Z kolei na jego lutowy występ w Seulu 2 tys. biletów sprzedano w niespełna godzinę. 21-letni Seong stał się w kraju idolem młodzieży, wręcz bohaterem. - To przesada - odpowiada. - Owszem, odczuwam ciężar popularności, ale nie jestem narodową gwiazdą. Popularność triumfatora warszawskiego konkursu nie ogranicza się do jego ojczyzny i Polski. Debiutancki album Seong-Jin Cho wzbudził zainteresowanie niemal na całym świecie. W ciągu dwóch miesięcy od konkursowego zwycięstwa Koreańczyka sprzedano ponad 110 tys. egzemplarzy, co w muzyce klasycznej jest tak świetnym wynikiem, że zaskoczenia nie ukrywali szefowie Deutsche Grammophon, wydawcy płyty.Od października ubiegłego roku Seong-Jin Cho wiele też koncertował, sam Koncert e-moll wykonał kilkanaście razy, do tego doszły liczne recitale. Po jednym z nich „Financial Times" napisał, że jego gra jest czysta, pełna blasku, wyważona i bardzo chopinowska.
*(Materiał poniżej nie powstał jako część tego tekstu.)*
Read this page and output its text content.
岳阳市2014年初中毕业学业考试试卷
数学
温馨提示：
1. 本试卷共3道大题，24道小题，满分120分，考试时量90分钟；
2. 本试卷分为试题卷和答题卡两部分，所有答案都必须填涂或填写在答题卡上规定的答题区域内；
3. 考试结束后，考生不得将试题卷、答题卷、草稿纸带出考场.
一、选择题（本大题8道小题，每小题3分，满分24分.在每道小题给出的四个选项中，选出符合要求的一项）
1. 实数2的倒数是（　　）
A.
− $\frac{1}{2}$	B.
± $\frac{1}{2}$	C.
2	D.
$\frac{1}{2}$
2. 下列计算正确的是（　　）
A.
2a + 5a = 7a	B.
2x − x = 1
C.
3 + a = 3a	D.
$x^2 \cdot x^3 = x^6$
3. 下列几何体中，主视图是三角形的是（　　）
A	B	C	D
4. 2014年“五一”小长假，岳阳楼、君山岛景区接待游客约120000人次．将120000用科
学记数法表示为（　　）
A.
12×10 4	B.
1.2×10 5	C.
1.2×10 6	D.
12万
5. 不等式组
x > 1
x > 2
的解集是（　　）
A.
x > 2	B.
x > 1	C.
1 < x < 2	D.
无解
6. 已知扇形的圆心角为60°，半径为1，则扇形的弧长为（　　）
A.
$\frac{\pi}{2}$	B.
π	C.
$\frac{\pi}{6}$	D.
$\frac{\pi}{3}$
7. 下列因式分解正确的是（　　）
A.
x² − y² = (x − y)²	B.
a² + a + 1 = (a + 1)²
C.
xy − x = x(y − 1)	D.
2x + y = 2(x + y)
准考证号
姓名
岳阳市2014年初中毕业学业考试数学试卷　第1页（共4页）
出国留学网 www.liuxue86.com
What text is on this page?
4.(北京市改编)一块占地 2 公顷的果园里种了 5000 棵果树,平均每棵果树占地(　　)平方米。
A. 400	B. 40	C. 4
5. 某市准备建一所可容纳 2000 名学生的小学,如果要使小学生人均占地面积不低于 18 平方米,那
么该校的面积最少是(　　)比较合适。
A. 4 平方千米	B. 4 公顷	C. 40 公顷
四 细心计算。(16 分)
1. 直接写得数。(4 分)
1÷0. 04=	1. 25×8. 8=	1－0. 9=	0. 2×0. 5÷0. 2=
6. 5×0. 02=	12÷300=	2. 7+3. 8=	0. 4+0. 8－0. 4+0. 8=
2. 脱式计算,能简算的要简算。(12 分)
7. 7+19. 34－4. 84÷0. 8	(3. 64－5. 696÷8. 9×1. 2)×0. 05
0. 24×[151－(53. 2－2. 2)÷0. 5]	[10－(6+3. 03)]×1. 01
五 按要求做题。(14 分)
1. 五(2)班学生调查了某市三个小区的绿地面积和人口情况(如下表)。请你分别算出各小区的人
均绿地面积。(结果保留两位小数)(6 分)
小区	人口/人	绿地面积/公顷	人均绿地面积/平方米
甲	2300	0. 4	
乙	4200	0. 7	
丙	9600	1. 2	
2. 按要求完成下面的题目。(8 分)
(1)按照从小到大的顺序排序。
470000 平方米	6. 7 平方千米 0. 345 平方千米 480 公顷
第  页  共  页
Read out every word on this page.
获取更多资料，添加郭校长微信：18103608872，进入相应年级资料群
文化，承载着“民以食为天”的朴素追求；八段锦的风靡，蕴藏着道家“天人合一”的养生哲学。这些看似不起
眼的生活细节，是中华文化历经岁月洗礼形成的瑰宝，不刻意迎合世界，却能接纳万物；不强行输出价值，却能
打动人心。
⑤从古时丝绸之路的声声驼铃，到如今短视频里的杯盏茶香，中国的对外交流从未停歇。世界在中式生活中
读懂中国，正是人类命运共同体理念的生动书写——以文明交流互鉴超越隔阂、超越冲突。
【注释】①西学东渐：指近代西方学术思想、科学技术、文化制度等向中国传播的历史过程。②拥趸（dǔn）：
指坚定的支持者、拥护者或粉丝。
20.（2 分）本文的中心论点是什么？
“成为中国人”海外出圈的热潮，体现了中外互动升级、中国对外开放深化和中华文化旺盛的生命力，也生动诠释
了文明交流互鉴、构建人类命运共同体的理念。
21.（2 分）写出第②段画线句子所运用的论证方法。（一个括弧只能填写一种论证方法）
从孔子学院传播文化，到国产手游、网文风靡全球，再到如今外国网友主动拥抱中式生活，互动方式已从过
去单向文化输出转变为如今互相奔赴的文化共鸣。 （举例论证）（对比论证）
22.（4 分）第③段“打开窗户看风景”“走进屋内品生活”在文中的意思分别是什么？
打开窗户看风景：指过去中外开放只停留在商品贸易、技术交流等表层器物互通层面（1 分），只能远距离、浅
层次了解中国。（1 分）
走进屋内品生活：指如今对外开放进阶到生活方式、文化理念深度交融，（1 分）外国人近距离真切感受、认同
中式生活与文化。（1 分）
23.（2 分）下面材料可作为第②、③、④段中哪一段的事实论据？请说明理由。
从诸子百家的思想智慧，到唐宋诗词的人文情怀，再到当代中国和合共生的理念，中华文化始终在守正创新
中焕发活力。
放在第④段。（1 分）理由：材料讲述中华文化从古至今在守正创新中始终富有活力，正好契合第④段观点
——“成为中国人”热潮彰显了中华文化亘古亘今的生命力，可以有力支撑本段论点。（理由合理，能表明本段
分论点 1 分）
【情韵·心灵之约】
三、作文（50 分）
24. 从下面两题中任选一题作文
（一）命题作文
Zdobywa sympatię także niesłychaną szczerością i bezpośredniością. W jednym z licznych wywiadów, jakich udzielił w ostatnim czasie, na pytanie: „Co byś powiedział Chopinowi, gdybyś go spotkał?", odparł: „Czy mógłbyś dla mnie zagrać?". „A potem?". „Zapytałbym, czy mógłby dla mnie zagrać jeszcze raz".
Humor mu więc dopisuje, ale bywa też zmęczony nagłą sławą. I wie, że potrzebuje wyciszenia oraz czasu na pracę nad swoim rozwojem. Jest przecież bardzo młody.